Quebec Corruption Inquiry Hears That Lack of Competition Led to Collusion

The judge supervising the extensive Quebec corruption inquiry, Justice France Charbonneau, mentioned in her remarks that the comparatively smaller number of engineering firms operating in Quebec paved the way for collusion to take place. These remarks were given by Charbonneau after she listened to testimony of numerous engineers who described how firms co-operated to win bids in the Quebec City and Gatineau areas.

The inquiry probing into the corruption of the construction industry recommenced this week, starting with testimonies of lawyers boasting to have had exposed numerous instances of corruption in Montreal and Laval, and it was now time to look further afield. It was observed that while different cities came under examination, the engineering firms were the same.
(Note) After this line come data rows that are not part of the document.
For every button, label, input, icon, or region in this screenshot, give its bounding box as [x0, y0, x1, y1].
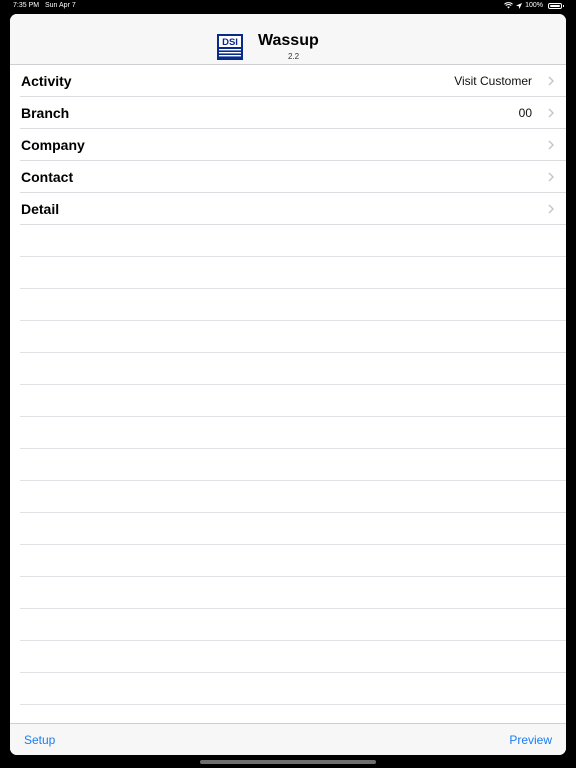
logo-text: DSI — [222, 37, 238, 48]
empty-row — [10, 257, 566, 289]
empty-row — [10, 641, 566, 673]
row-label: Branch — [21, 105, 70, 121]
chevron-right-icon — [546, 138, 556, 152]
row-label: Contact — [21, 169, 74, 185]
row-activity[interactable]: Activity Visit Customer — [10, 65, 566, 97]
bottom-toolbar: Setup Preview — [10, 723, 566, 755]
row-value: 00 — [518, 106, 532, 120]
chevron-right-icon — [546, 106, 556, 120]
setup-button[interactable]: Setup — [24, 733, 55, 747]
wifi-icon — [504, 2, 513, 9]
row-contact[interactable]: Contact — [10, 161, 566, 193]
empty-row — [10, 385, 566, 417]
empty-row — [10, 353, 566, 385]
battery-percentage: 100% — [525, 2, 543, 9]
empty-row — [10, 545, 566, 577]
empty-row — [10, 481, 566, 513]
empty-row — [10, 673, 566, 705]
chevron-right-icon — [546, 74, 556, 88]
row-label: Activity — [21, 73, 72, 89]
empty-row — [10, 513, 566, 545]
settings-list: Activity Visit Customer Branch 00 Compan… — [10, 65, 566, 737]
empty-row — [10, 289, 566, 321]
app-title: Wassup — [258, 32, 319, 49]
empty-row — [10, 321, 566, 353]
chevron-right-icon — [546, 170, 556, 184]
status-date: Sun Apr 7 — [45, 2, 76, 9]
row-detail[interactable]: Detail — [10, 193, 566, 225]
empty-row — [10, 609, 566, 641]
row-company[interactable]: Company — [10, 129, 566, 161]
dsi-logo: DSI — [217, 34, 243, 60]
home-indicator — [200, 760, 376, 764]
empty-row — [10, 417, 566, 449]
main-sheet: DSI Wassup 2.2 Activity Visit Customer B… — [10, 14, 566, 755]
navigation-bar: DSI Wassup 2.2 — [10, 14, 566, 65]
battery-icon — [548, 2, 564, 9]
row-label: Detail — [21, 201, 60, 217]
app-version: 2.2 — [288, 52, 300, 61]
status-indicators: 100% — [504, 2, 564, 9]
status-bar: 7:35 PM Sun Apr 7 100% — [0, 0, 576, 12]
preview-button[interactable]: Preview — [509, 733, 552, 747]
empty-row — [10, 449, 566, 481]
row-label: Company — [21, 137, 85, 153]
status-time: 7:35 PM — [13, 2, 40, 9]
location-icon — [516, 2, 523, 9]
row-value: Visit Customer — [454, 74, 532, 88]
row-branch[interactable]: Branch 00 — [10, 97, 566, 129]
empty-row — [10, 577, 566, 609]
empty-row — [10, 225, 566, 257]
chevron-right-icon — [546, 202, 556, 216]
In a testimony recorded on Wednesday of a Tecsult/AECOM employee, Patrice Mathieu, he explained how small number of firms, namely SNC, Cima+, Genivar, Dessau, HBA, Roche, BPR and Tecsult/AECOM singlehandedly controlled the construction market.

Mathieu alleged that majority firms believed that Bill 106, which was designed to stop corruption, was not fair, and hence they repeatedly broke the law in order to maintain their profit margins. Mathieu stated that “it wasn’t even a factor, as long as we were making money we would fix our prices. We all worked on Bill 106, we wanted it to change, and we were not happy with it.” Mathieu elaborated that even though company supervisors asked their employees to follow the law, they were forced to look the other way as long as money was being made. He stated that “we knew it was not right,” but we broke the law anyway.